I know this exist from other questions (e.g. here):
prediction = model.predict(np.array(tk.texts_to_sequences(text)))
print(prediction)
....but I don't know how to incorporate this with cross validation, and also in a way that I get my desired output (i.e. a three class probability per sequence of being assigned to class 1,2 or 3 in the training data set, where each sequence can appear in multiple classes).
Edit 1: based on the below comment, I changed the end of the code to:
(in cross validation loop, so should be indented)
#evaluate the model
scores = model.evaluate(X_test, y_test, verbose=0)
print("%s: %.2f%%" % (model.metrics_names[1], scores[1]*100))
cvscores.append(scores[1] * 100)
#predict for new set of seqs
pred_list = ['GTGTGCGCT','GGGGGTCGCTCCCCCC','AAATGTTGT','GTGTGTGGG','CCCCTATATA', 'GGGGGGGGGTTTTTTTT']

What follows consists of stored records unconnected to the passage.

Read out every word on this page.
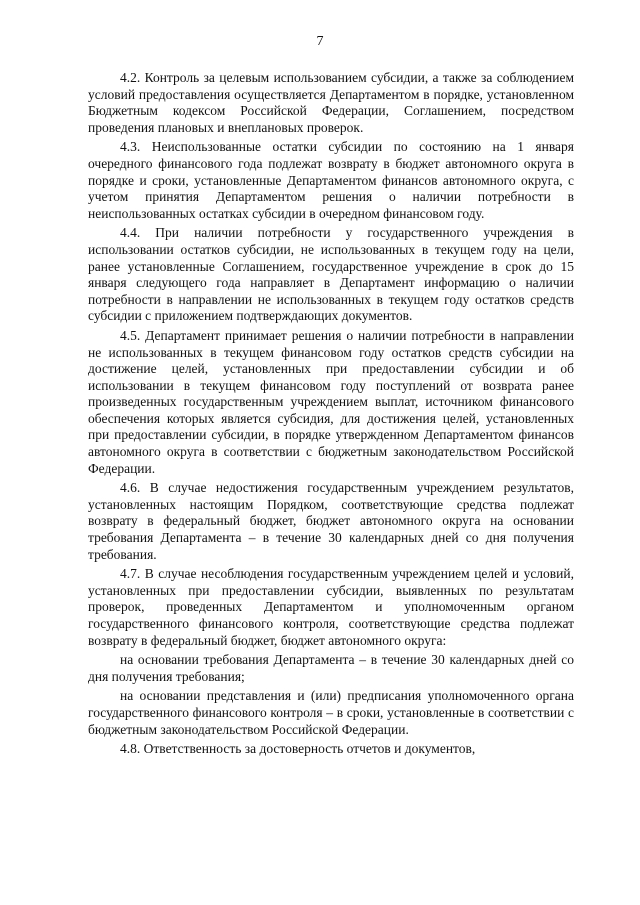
7

4.2. Контроль за целевым использованием субсидии, а также за соблюдением условий предоставления осуществляется Департаментом в порядке, установленном Бюджетным кодексом Российской Федерации, Соглашением, посредством проведения плановых и внеплановых проверок.

4.3. Неиспользованные остатки субсидии по состоянию на 1 января очередного финансового года подлежат возврату в бюджет автономного округа в порядке и сроки, установленные Департаментом финансов автономного округа, с учетом принятия Департаментом решения о наличии потребности в неиспользованных остатках субсидии в очередном финансовом году.

4.4. При наличии потребности у государственного учреждения в использовании остатков субсидии, не использованных в текущем году на цели, ранее установленные Соглашением, государственное учреждение в срок до 15 января следующего года направляет в Департамент информацию о наличии потребности в направлении не использованных в текущем году остатков средств субсидии с приложением подтверждающих документов.

4.5. Департамент принимает решения о наличии потребности в направлении не использованных в текущем финансовом году остатков средств субсидии на достижение целей, установленных при предоставлении субсидии и об использовании в текущем финансовом году поступлений от возврата ранее произведенных государственным учреждением выплат, источником финансового обеспечения которых является субсидия, для достижения целей, установленных при предоставлении субсидии, в порядке утвержденном Департаментом финансов автономного округа в соответствии с бюджетным законодательством Российской Федерации.

4.6. В случае недостижения государственным учреждением результатов, установленных настоящим Порядком, соответствующие средства подлежат возврату в федеральный бюджет, бюджет автономного округа на основании требования Департамента – в течение 30 календарных дней со дня получения требования.

4.7. В случае несоблюдения государственным учреждением целей и условий, установленных при предоставлении субсидии, выявленных по результатам проверок, проведенных Департаментом и уполномоченным органом государственного финансового контроля, соответствующие средства подлежат возврату в федеральный бюджет, бюджет автономного округа:

на основании требования Департамента – в течение 30 календарных дней со дня получения требования;

на основании представления и (или) предписания уполномоченного органа государственного финансового контроля – в сроки, установленные в соответствии с бюджетным законодательством Российской Федерации.

4.8. Ответственность за достоверность отчетов и документов,
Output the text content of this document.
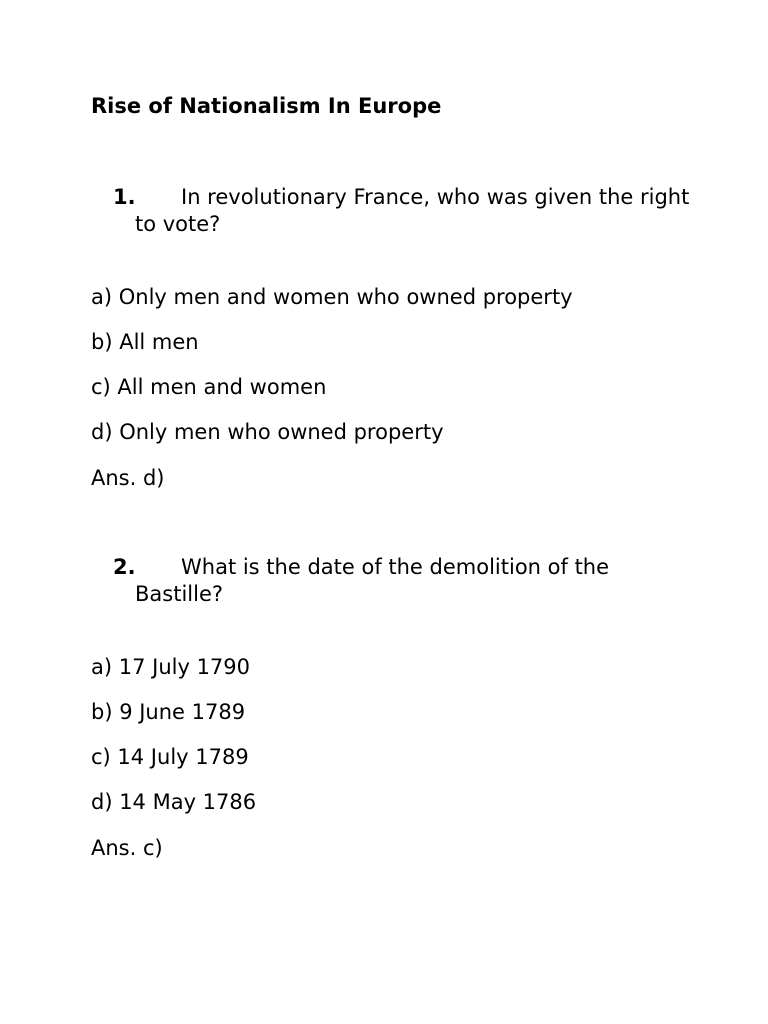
Rise of Nationalism In Europe
1.	In revolutionary France, who was given the right to vote?

a) Only men and women who owned property

b) All men

c) All men and women

d) Only men who owned property

Ans. d)

2.	What is the date of the demolition of the Bastille?

a) 17 July 1790

b) 9 June 1789

c) 14 July 1789

d) 14 May 1786

Ans. c)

prediction = model.predict(np.array(tokenizer.texts_to_sequences(pred_list)))
predcvscores.append(prediction)
(out of cross validation loop)
print(predcvscores)
#check the accuracy
print("%.2f%% (+/- %.2f%%)" % (numpy.mean(cvscores), numpy.std(cvscores)))
I get the error:
Error when checking input: expected embedding_3_input to have shape (5,) but got array with shape (1,)

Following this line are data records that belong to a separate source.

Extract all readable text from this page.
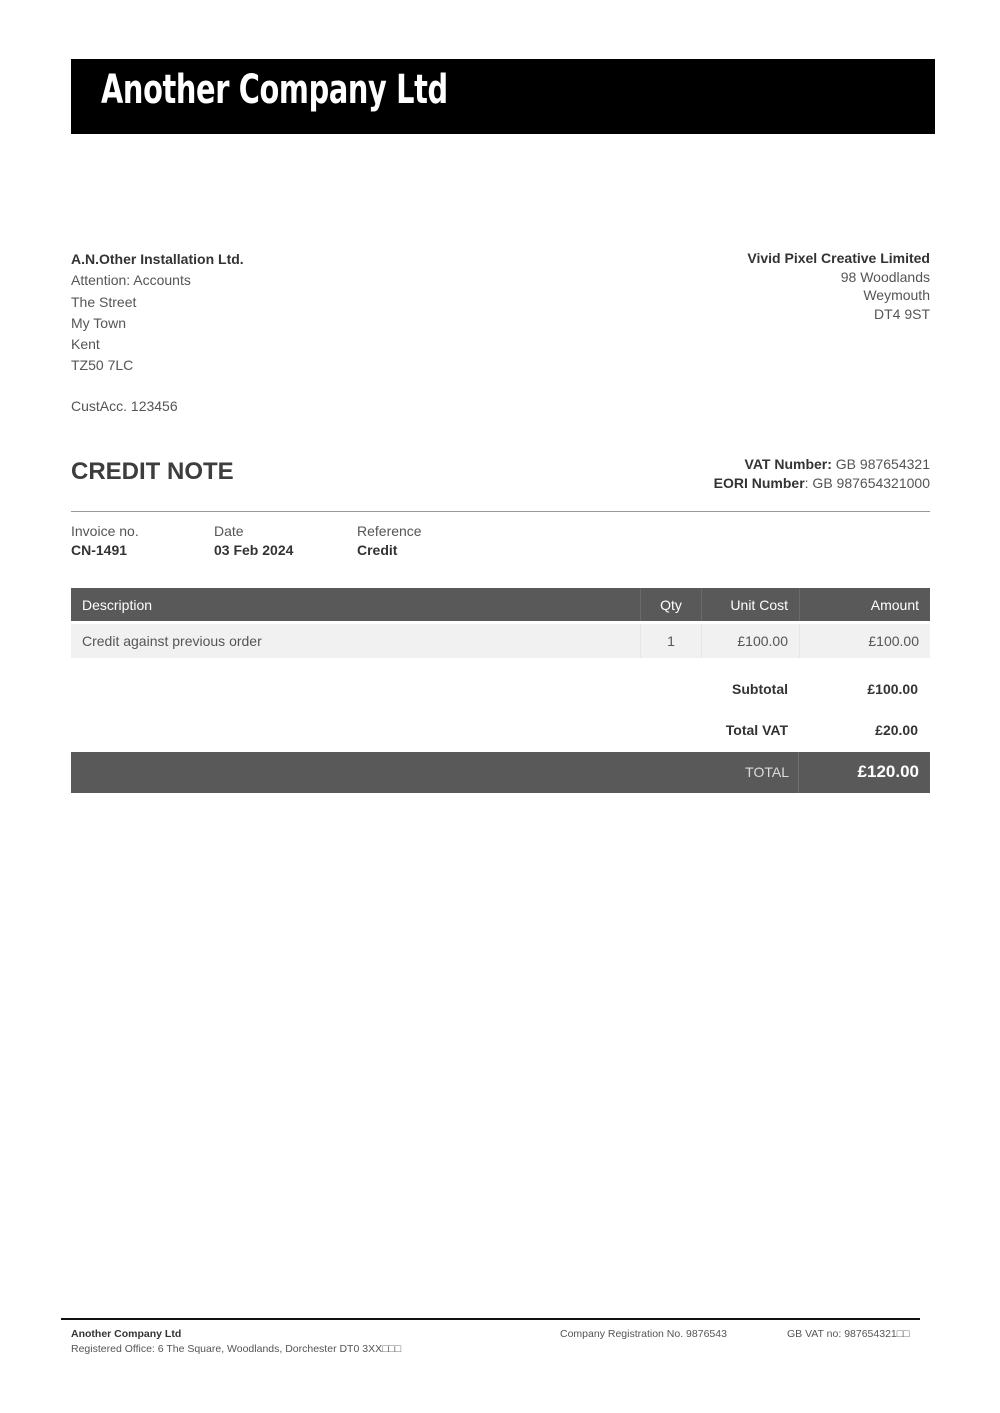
Another Company Ltd
A.N.Other Installation Ltd.
Attention: Accounts
The Street
My Town
Kent
TZ50 7LC
CustAcc. 123456
Vivid Pixel Creative Limited
98 Woodlands
Weymouth
DT4 9ST
CREDIT NOTE	VAT Number: GB 987654321
EORI Number: GB 987654321000
Invoice no.
CN-1491
Date
03 Feb 2024
Reference
Credit
Description	Qty	Unit Cost	Amount
Credit against previous order	1	£100.00	£100.00
Subtotal	£100.00
Total VAT	£20.00
TOTAL	£120.00
Another Company Ltd
Registered Office: 6 The Square, Woodlands, Dorchester DT0 3XX□□□
Company Registration No. 9876543	GB VAT no: 987654321□□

I guess what this is saying is that I can't just read in a set of sequences like pred_list? Is it not possible to do this, or am I not taking the right approach? Also, I'm not sure that this method will give me, for each item in pred_list, an output that is a probability of appearing in category 1,2 or 3, but maybe I am wrong and it will.